A good PyTorch dataset class should:

• Be easy to use
• Have a minimal, constant resource footprint (memory, CPU, start-up time) during model training and inference, regardless of the overall dataset size.
• Perform as much work as possible in static, re-usable dataset pre-processing, rather than upon construction or in the getitem method.
• Induce effectively negligible computational overhead in the getitem method relative to model training.
• Be easily configurable, with a simple, consistent API, and cover the most common use-cases.
• Encourage efficient use of GPU resources in the resulting batches.
• Should be comprehensively documented, tested, and benchmarked for performance implications so users can use it reliably and effectively.

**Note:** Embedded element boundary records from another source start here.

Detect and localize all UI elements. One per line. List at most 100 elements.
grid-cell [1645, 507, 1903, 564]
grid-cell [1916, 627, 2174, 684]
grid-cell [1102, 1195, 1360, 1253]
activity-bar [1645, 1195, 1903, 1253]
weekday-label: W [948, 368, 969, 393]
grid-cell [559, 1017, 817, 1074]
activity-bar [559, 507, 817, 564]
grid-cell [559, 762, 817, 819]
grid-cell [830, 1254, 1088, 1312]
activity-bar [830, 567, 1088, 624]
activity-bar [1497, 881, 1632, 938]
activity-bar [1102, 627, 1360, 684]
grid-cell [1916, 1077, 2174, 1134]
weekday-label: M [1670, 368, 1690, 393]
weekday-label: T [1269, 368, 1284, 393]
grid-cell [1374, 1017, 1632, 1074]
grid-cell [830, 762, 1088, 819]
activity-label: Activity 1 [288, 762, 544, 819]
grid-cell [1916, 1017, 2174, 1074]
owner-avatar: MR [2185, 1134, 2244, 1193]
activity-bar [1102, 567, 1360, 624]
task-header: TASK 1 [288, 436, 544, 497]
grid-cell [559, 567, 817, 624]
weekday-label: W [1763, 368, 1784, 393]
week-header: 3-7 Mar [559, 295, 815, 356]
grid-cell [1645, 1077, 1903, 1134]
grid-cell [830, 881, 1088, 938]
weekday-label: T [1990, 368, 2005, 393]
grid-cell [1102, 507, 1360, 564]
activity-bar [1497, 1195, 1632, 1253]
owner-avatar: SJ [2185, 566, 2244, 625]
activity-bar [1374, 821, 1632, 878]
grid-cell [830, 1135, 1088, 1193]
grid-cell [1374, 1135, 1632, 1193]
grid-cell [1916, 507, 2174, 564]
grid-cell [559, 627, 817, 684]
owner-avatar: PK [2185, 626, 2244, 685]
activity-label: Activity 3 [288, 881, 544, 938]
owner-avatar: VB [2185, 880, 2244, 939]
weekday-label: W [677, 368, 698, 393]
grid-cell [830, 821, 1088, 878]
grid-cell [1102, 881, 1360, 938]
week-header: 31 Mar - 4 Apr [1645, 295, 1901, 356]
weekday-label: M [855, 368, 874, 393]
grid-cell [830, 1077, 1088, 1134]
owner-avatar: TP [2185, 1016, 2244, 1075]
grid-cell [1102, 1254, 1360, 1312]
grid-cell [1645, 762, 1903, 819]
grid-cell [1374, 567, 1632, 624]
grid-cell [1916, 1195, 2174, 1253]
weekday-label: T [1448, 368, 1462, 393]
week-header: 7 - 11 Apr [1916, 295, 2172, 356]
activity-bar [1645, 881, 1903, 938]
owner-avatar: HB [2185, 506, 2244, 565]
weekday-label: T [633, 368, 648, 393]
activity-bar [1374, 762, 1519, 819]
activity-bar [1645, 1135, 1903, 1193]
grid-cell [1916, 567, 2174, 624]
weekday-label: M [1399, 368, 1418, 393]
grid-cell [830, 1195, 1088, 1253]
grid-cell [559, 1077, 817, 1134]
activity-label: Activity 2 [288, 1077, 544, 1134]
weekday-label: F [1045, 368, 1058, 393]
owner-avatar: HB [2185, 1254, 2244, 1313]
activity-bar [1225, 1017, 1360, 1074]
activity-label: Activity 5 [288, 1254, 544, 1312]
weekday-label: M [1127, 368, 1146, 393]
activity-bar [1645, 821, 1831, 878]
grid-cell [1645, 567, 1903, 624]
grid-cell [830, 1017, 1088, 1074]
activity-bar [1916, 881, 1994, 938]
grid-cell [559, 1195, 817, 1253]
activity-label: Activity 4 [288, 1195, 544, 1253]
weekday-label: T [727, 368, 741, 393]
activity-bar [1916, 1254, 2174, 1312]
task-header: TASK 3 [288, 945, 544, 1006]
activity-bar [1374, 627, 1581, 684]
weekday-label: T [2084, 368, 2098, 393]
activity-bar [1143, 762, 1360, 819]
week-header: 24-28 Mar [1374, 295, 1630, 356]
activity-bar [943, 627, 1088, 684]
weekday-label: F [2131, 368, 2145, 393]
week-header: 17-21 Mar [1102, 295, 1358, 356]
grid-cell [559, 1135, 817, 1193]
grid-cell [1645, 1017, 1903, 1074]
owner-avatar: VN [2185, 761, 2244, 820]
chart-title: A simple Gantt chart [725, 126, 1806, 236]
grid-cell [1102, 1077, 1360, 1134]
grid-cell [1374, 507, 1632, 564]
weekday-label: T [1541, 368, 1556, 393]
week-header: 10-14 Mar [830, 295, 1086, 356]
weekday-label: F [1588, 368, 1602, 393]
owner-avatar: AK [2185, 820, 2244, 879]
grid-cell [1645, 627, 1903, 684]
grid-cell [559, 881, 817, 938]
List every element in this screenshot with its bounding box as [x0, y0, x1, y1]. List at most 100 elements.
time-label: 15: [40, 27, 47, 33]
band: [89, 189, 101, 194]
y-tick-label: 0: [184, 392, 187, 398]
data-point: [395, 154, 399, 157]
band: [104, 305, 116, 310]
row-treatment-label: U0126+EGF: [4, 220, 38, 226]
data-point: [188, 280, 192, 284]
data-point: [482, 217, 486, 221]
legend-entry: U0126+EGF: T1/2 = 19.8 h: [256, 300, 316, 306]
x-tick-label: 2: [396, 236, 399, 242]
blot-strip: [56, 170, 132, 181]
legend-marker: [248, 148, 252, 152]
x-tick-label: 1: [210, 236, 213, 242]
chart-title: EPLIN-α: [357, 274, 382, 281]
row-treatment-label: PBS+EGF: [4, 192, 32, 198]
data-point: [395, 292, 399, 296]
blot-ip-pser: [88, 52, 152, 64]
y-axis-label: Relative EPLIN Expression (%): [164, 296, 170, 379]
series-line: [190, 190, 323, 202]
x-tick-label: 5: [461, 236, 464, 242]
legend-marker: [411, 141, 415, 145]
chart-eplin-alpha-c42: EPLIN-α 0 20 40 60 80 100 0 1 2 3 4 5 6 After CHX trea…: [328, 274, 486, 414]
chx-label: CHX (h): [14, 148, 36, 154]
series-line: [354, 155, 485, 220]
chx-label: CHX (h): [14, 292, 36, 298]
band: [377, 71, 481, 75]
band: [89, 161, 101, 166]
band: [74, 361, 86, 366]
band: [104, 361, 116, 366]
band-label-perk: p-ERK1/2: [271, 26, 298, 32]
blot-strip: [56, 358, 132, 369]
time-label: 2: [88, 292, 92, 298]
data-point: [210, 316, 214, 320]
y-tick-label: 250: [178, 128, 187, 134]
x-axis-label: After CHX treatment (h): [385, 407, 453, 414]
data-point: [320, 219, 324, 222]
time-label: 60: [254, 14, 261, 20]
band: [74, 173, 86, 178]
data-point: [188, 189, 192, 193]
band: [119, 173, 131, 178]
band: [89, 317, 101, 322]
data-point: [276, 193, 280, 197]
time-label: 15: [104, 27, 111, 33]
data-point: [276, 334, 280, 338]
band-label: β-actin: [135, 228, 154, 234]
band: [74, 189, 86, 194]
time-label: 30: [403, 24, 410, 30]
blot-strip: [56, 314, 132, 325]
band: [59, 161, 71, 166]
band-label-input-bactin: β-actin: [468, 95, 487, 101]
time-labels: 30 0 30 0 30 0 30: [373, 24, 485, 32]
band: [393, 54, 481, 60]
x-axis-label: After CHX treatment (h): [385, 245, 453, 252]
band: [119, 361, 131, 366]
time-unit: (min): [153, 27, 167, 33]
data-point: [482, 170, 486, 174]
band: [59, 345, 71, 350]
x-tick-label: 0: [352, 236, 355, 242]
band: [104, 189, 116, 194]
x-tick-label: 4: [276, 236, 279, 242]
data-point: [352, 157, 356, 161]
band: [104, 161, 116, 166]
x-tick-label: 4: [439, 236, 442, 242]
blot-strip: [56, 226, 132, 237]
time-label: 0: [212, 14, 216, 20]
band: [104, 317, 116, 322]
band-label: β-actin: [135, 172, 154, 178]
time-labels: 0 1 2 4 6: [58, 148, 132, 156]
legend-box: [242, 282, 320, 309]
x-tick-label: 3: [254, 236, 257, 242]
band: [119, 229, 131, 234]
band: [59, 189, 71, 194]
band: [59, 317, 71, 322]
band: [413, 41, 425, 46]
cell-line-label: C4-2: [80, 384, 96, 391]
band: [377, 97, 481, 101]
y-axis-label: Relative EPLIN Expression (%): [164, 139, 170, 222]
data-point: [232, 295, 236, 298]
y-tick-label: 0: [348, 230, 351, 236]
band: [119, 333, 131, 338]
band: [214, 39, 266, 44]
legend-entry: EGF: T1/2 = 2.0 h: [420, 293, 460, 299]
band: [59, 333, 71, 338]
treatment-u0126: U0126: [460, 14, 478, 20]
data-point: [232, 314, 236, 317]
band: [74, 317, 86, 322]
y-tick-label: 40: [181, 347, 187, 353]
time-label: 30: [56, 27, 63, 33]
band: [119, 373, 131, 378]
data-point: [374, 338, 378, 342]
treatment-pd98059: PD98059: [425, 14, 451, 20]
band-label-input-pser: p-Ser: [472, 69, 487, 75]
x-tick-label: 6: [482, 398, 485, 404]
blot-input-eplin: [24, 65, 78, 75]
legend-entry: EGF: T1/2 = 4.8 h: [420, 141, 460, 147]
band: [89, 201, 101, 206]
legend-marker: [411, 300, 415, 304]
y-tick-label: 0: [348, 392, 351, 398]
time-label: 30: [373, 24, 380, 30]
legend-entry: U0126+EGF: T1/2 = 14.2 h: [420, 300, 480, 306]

To achieve this, MEDS TorchData leverages the following design principles:

1. Lazy Loading: Data is loaded only when needed, and only the data needed for the current batch is loaded.
2. Efficient Loading: Data is loaded efficiently leveraging the HuggingFace Safetensors library for raw IO through the nested, ragged interface encoded in the Nested Ragged Tensors library.
3. Configurable, Transparent Pre-processing: Mandatory data pre-processing prior to effective use in this library is managed through a simple MEDS-Transforms pipeline which can be run on any MEDS dataset, after any model-specific pre-processing, via a transparent configuration file.
4. Continuous Integration: The library is continuously tested and benchmarked for performance implications, and the results are available to users.

API and Usage

Data Tensorization and Pre-processing

The MEDS_tensorize command-line utility is used to convert the input MEDS data into a format that can be loaded into the PyTorch dataset class contained in this package. This command performs a very simple series of steps:

1. Normalize the data into an appropriate, numerical format, including: - Assigning each unique code in the data a unique integer index and converting the codes to those integer indices. - Normalizing the numeric_value field to have a mean of 0 and a standard deviation of 1. If you would like additional normalization options supported, such as min-max normalization, please file a GitHub issue.
2. Produce a set of static, "schema" files that contain the unique time-points of each subjects' events as well as their static measurements.
3. Produce a set of JointNestedRaggedTensorDict object files that contain each subjects' dynamic measurements in the form of nested, ragged tensors that can be efficiently loaded via the associated package

These are the only three steps this pipeline performs. Note, however, that this does not mean you can't or shouldn't perform additional, model specific pre-processing on the data prior to running the tensorization command for your specific use-case. Indeed, if you wish to perform additional pre-processing, such as

• Dropping numeric values entirely and converting to quantile-modified codes.
• Drop infrequent codes or aggregate codes into higher-order categories.
• Restrict subjects to a specific time-window
• Drop subjects with infrequent values
• Occlude outlier numeric values
• etc. You should perform these steps on the raw MEDS data prior to running the tensorization command. This ensures that the data is modified as you desire in an efficient, transparent way and that the tensorization step works with data in its final format to avoid any issues with discrepancies in code vocabulary, etc.

Dataset Class

Once the data has been tensorized, you can use the MEDSPytorchDataset class to load the data into a PyTorch dataset suitable to begin modeling! This dataset class takes a configuration object as input, with the following fields:

Performance

See https://mmcdermott.github.io/meds-torch-data/dev/bench/ for performance benchmarks for all commits in this repository. See here for the benchmarking script. Note that these benchmarks are likely to change over time so should be judged relative to the content of the associated commits, not in absolute terms (e.g., we are likely to benchmark on more or more complex synthetic data, etc.).